Para praktisi spiritual itu menggelar ritual di gedung KPK. Mereka membaca mantra berkomat-kamit. Baju yang dia pakai ditanggalkan sehingga terlihat kalung hitam di lehernya. Selain itu, dukun juga menyebarkan kembang tujuh rupa dan membakar kemenyan.

Kedatangan dukun itu digalang oleh sejumlah aliansi yang tergabung dalam Gerakan Tangkap Ahok (GTA). Anggota aliansi GTA diantaranya adalah GPII Jakarta Raya, HIMMAH Alwasliyah, Komando Barisan Rakyat, Solidaritas Anak Betawi, FORUM PEDULI JAKARTA, Front Aktivis Jakarta (FROAJA), Brigade PII, Suara Jakarta, Kahmi Jakarta Utara dan FPJ.

Kordinator aksi Rahmat Imran mengatakan, pihaknya mengundang dukun untuk meruwat KPK karena selama ini tak berdaya dengan Ahok. Mereka berharap KPK tidak disantet oleh iblis Sumber Waras. Dengan demikian, KPK bisa tenang saat menetapkan Ahok sebagai tersangka korupsi.

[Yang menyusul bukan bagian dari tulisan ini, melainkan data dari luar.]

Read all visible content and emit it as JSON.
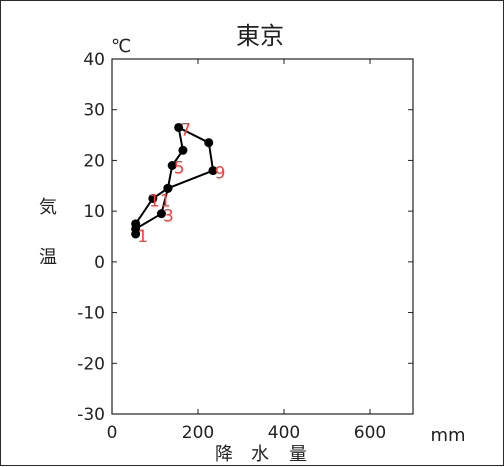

"Selama ini terkesan Ahok kebal terhadap hukum kasus RS Sumber Waras. Padahal data-data dimasukan oleh BPK tapi sampai saat ini proses hukumnya tidak berjalan," kata Rahmat Himran di Gedung KPK, Jakarta, Rabu (30/1).

Rahmat menambahkan, dukun-dukun itu sangat profesional dan bisa menghilangkan santet yang dilakukan Ahok agar Indonesia bebas dari kejahatan korupsi.

"Kami yakin dukun profesional yang kami bawa bisa menghilangkan santet sehingga negara Indonesia bisa bebas dari korupsi," tegasnya. Demikian dilansir dari Harian Terbit.